«Moi, je suis un « visuel» : la mémoire photographique !

Votre enfant vous affirme qu'il a apprend ses leçons grâce à sa mémoire visuelle ? Pas si sûr...

Du temps de l’émission Apostrophes, le célèbre chroniqueur littéraire Bernard Pivot, avec sa verve coutumière interrogeait à peu près ainsi, l’acteur Philippe Noiret :
Bernard Pivot - « Comment faites vous, Philippe Noiret, pour apprendre tous ces textes au théâtre ?»
Philippe Noiret - « Ah… moi, Monsieur Pivot, je suis un visuel, je photographie les pages de mon texte, et sur scène, je feuillette les pages dans ma tête » !!!

Je ne jurerai pas que ce sont les propos exacts, car pas plus que de mémoire visuelle, nous n’avons de mémoire auditive ! Mais en effet, si l'on en croit l'idée populaire, les adultes comme les élèves auraient une "mémoire photographique" qui leur permet de «photographier » les pages d’une leçon.
Cette croyance, relayée parfois par des pédagogues peu au fait des développements scientifiques, est un reste fossile de la théorie des mémoires partielles de la fin du XIXe siècle.

Selon cette théorie, il existerait une mémoire associée à nos sens, de sorte qu’il y aurait une mémoire visuelle, une mémoire auditive, une mémoire olfactive, etc. Les recherches scientifiques, depuis les années 1960, ont bien révélé des mémoires sensorielles mais elles sont éphémères.

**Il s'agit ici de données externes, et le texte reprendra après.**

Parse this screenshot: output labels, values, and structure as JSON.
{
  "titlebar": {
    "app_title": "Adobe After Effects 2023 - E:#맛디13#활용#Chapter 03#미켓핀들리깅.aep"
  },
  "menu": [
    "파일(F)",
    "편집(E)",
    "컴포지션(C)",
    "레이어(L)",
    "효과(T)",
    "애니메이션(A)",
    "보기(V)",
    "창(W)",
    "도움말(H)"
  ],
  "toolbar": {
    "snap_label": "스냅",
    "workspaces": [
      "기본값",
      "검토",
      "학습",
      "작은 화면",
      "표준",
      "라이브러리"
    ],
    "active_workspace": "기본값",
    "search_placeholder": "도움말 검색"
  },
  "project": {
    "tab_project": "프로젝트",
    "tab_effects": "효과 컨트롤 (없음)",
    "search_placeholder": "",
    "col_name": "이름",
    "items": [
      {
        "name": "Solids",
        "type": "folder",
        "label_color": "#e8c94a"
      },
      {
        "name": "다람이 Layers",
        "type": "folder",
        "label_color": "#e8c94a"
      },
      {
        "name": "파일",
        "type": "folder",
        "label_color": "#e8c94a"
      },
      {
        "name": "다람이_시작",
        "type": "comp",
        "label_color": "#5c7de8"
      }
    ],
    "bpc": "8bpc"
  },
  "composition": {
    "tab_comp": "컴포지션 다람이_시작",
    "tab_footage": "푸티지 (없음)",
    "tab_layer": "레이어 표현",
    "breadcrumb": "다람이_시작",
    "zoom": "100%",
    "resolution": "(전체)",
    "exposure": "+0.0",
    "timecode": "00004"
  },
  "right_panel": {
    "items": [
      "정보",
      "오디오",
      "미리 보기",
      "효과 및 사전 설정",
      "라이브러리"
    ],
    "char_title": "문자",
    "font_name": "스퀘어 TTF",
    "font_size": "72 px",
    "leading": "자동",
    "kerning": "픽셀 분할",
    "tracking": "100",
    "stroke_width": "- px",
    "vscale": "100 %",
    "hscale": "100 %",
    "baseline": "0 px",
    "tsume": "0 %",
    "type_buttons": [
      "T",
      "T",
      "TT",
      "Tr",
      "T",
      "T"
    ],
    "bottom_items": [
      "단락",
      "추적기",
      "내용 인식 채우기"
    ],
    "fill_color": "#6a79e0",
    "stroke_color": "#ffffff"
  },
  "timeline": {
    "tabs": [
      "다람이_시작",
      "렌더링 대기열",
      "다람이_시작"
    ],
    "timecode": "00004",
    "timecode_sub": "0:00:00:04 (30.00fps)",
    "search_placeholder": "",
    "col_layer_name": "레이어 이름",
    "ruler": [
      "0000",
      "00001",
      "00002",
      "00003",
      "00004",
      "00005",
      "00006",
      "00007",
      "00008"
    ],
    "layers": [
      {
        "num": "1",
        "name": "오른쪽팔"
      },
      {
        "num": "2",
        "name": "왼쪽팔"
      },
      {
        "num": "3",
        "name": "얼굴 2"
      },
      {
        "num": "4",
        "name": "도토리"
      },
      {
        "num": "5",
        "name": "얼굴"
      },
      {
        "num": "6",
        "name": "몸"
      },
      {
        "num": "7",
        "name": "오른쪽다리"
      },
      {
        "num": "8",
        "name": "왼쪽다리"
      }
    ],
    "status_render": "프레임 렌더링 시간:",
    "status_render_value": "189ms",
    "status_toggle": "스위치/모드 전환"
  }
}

La mémoire sensorielle visuelle (maintenant appelée « iconique ») ne dure qu’un Œ de seconde, la mémoire auditive 2,5 seconde. De plus, du fait de la structure de la rétine, l’acuité est bonne (10/10) seulement dans une petite zone qui ne peut voir qu’un visage à cinq mètres ou un mot dans un livre. Il est donc impossible de visualiser une page entière d’un manuel ou même quelques lignes comme l’ont prétendu certaines pseudo-méthodes de lecture rapide.
  

L’impression de « voir » la page d’un livre vient d’une autre mémoire, la mémoire imagée, mais qui est « virtuelle », elle construit des images en tenant compte des connaissances (un bateau, une orange) mais dont les détails ne correspondent pas à la précision des objets réels d’où les images des rêves qui ne correspondent pas souvent à la réalité.